It’s a question that not many people know the correct answer to, so here it is. Generally speaking the answer is on or around St. Andrew’s Day which is the 30th November. A more definitive answer can be found in “Tables and Rules for the Moveable and Immovable Feasts” in the “Book of Common Prayer” for the Church of England.
Advent Sunday is the Sunday on which the Church commences the celebration of the pending birth of Jesus on Christmas Day. The “Rules to know when the Moveable feasts and Holy Days Begin” states that : – “Advent Sunday is always the nearest Sunday to the Feast of St. Andrew, whether before or after.” Advent Sunday could only fall on any day from and including 27 November to and including 3rd December.
A further table “Lessons Proper for Sundays” has a sub-heading “The Sundays of Advent” and under this it lists four Sundays. Thus the period of Advent consists of four Sundays.

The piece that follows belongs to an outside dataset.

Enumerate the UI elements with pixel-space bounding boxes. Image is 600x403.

The answer to the question
As Christmas is a Christian religious celebration the answer to the above question is “Advent Sunday” which we now know is the fourth Sunday before Christmas and will fall on any of the days from 27 November to 3 December.
If these assumptions are correct then this would be a world wide standard, not just Australia.

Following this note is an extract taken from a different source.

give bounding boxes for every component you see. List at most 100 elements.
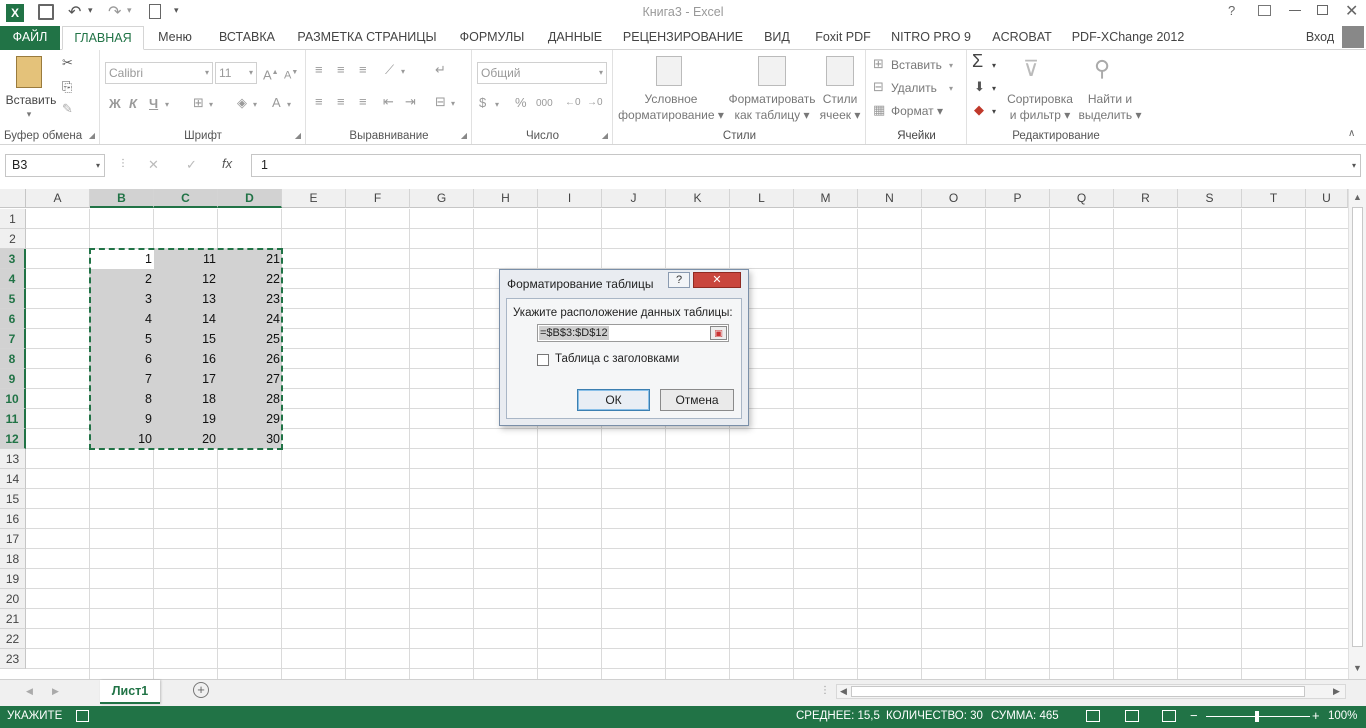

Taking Christmas lights down happens on The Feast of the Epiphany which is on 6 January, after the Twelve Days of Christmas. The Twelve Days of Christmas is the festive Christian season, beginning on Christmas Day (25 December), that celebrates the birth of Jesus Christ, as the Son of God. This period is also known as Christmastide. This is different from the Octave of Christmas, which is the liturgical time from Christmas Day until the Solemnity of Mary on 1 January. The Twelfth Day of Christmas falls on 5 or 6 January depending which tradition is followed. There is similar confusion about the date of Twelfth Night which is commonly held to be 5 January but some hold that it is 6 January. The Feast of the Epiphany is on 6 January which celebrates the visit of the Wise Men (Magi) and their bringing of gifts to the child Jesus. In some traditions, the feast of Epiphany and Twelfth Day overlap.
So there, you are now informed officially.
By the way, please do not use Xmas, as it is considered disrespectful by many Christians. The Cambridge Guide to Australian English Usage states that the spelling should be considered informal and restricted to contexts where concision is valued, such as headlines and greeting cards. The Christian Writer’s Manual of Style, while acknowledging the ancient and respectful use of “Xmas” in the past, states that the spelling should never be used in formal writing.